5 Questions for Dark Night Director Tim Sutton
After essaying lost teenagers in his poetic debut picture, Pavilion, and a creatively-blocked soul singer in his compelling follow-up, Memphis, New York-based independent filmmaker Tim Sutton ventures into considerably darker terrain with Dark Night, which premiered yesterday at Sundance in its NEXT section. Loosely based on the Aurora theater shootings of 2012, in which a gunman killed 12 and wounded 70 moviegoers attending a screening of Christopher Nolan’s The Dark Knight Rises, Dark Night depicts the moments around such an event, using suspense and foreshadowing to meditate on American violence and spectatorship. Below, Sutton answers five questions about his intention for the film, working with cinematographer Helene Louvart and directing non-actors.
Filmmaker: Your film seems to be inspired, in part, by the Aurora movie theater shooting. What drew you to this material, and what fears did it touch in you?
Sutton: Yes, a definite starting point for the film was the Aurora, Colorado Cineplex massacre. After the event, as time passed, it began to grow in my mind as a truly horrifying piece of very American performance art. What [the shooter] did in that movie theater, how people reacted, how they were clapping when he started throwing smoke bombs because they thought it was part of the show — it scared me a great deal. But there was something more. Something truly dark and horrible happened to the victims and their loved ones, and to the country at large, but also to the state of film and filmmaking and movies.
Another source of inspiration was revisiting both Gus Van Sant’s Elephant and the film from which he took inspiration, Alan Clarke’s film of the same name, which focused on the senseless killings in Northern Ireland. I made Dark Night as a way to continue a dialogue of direct artistic, cinematic response to. violence.
Filmmaker: What effect do you hope your film has on your audience?
Sutton: I have tried to make something thought provoking, something meaningful, that could be seen as a document of the time we live in and an alternative voice on an important issue.
Filmmaker: After making two previous features, how did your filmmaking practice change on this film with regards to your production and the way you worked?
Sutton: While the filmmaking still had to be very fluid and engaged in its environment, with this film I wrote a detailed script and we executed the story scene by scene rather than allowing the story to transform in production. There was a sense of discipline in the collaboration aimed toward making the course of the story — which all happens in one day — feel subtly structured dramatically, and much tighter. We knew what we had to do, rather than search for discovery.
Filmmaker: How did you collaborate with your D.P. on this film? Since you were working with someone new, how did that affect you way you shape your production?
Sutton: The process of collaborating with D.P. Helene Louvart was constantly positive and exciting. She is a tremendous D.P. who has worked with Wim Wenders and Agnes Varda, and I love both her visual sensibility but also her love of story — her love of cinema. I wanted to challenge myself in collaborating with a cinematographer I could learn from, and who could take this story further, and deeper. As far as working together, it was an inspiring creative collaboration for both of us, and she was able to technically execute and communicate her ideas on a high level.

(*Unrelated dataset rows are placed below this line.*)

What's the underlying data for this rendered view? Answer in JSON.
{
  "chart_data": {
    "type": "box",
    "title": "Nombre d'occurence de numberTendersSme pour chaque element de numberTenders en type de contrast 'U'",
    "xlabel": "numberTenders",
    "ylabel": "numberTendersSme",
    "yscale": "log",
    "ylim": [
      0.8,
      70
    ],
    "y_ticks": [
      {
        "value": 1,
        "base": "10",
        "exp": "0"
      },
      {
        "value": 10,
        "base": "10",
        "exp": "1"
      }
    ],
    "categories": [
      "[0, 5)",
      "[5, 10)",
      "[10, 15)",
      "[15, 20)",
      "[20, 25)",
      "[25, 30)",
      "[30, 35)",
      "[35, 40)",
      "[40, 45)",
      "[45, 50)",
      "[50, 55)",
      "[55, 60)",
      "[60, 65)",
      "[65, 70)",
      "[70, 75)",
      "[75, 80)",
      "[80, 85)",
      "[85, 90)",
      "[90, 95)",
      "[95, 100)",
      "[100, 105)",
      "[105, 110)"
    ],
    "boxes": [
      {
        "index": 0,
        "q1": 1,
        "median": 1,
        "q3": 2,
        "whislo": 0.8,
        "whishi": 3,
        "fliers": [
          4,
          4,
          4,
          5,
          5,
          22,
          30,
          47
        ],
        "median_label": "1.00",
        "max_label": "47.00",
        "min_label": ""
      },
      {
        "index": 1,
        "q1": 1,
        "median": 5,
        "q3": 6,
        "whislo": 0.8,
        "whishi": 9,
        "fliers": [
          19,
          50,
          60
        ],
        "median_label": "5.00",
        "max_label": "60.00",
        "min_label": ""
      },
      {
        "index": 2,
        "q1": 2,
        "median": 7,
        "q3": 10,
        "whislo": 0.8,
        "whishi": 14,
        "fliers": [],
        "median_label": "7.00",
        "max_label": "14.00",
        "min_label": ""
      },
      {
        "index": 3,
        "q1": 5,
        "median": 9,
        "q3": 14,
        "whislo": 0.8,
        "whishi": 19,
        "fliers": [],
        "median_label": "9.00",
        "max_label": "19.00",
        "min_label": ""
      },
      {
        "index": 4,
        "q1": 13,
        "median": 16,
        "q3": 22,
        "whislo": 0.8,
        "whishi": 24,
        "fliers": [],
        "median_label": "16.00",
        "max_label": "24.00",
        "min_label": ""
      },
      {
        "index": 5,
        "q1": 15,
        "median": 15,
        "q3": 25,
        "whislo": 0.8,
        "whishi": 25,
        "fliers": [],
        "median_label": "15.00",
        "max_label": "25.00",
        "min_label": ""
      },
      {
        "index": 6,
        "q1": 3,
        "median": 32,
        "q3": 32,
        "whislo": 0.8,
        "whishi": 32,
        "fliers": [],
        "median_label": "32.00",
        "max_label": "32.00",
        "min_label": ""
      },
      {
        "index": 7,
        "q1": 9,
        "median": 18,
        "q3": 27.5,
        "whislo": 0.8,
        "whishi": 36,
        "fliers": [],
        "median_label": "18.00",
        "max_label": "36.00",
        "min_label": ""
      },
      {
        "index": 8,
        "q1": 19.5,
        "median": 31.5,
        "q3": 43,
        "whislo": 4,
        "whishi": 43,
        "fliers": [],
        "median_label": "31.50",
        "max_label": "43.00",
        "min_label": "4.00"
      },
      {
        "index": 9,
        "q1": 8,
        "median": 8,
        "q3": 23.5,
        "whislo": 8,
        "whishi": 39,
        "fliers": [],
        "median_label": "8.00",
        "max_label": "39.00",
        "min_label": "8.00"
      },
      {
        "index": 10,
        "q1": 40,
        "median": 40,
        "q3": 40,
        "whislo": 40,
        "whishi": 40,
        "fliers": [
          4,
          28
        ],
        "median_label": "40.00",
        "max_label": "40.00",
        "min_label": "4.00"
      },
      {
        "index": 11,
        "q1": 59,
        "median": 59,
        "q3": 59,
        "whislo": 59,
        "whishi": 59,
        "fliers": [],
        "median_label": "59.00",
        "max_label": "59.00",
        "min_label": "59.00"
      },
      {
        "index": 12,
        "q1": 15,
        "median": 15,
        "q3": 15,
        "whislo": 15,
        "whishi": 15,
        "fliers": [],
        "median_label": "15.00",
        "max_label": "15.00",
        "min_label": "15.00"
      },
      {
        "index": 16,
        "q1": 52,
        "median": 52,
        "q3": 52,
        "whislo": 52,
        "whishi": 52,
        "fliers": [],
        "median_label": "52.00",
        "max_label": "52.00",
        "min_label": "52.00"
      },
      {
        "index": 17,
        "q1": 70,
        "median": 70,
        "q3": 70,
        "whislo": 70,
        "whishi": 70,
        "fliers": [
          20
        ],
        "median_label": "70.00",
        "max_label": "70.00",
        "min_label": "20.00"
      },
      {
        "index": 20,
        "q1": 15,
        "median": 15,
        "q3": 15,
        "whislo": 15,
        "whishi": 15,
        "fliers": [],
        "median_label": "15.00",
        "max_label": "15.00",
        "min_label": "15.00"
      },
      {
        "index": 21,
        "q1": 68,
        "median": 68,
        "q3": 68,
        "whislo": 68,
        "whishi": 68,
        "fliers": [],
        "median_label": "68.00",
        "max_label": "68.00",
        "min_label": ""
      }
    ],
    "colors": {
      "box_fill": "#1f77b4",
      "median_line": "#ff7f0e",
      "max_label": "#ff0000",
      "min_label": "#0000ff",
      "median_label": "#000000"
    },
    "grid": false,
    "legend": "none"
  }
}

Filmmaker: With subject matter significantly darker than your previous two films, how did that material affect your work with your performers? What did you look for when casting the film, and what challenges did the material pose with regards to your direction?
Sutton: Our casting approach is to look for certain types of people. I wanted to include a veteran, a troubled teen, etc. but not be tied down — basically to keep an open mind. We sent [casting director] Eleonore Hendricks and [producer] Alexandra Byer down to Sarasota, where we shot, and they hit the town for a couple of weeks and kept their eyes open. For example, the guy who plays Jumper, they just saw his car and dug it so they followed him thinking, “Oh, he’s kind of interesting.” Then they pulled up next to him and saw his eyes, and they knew. I went down to Florida and I hung out with him throughout an evening. It’s the Nicholas Ray school of casting: you are only able to get into a deep, deep environment if you’re not in an audition room with a camera.
As far as working on set, this was my third feature with non actors so I felt very confident helping the characters blend their real life with a fictional persona in a seamless way — it doesn’t always work, but the times you’re able to boil a scene down to its essence and advance the story, the character becomes more instinctual as you work together. The darkness of the subject had to build over the course of the production, so there was always a common sense of purpose and respect for the subject matter between cast and crew alike. We knew where it was heading, and it had to feel real.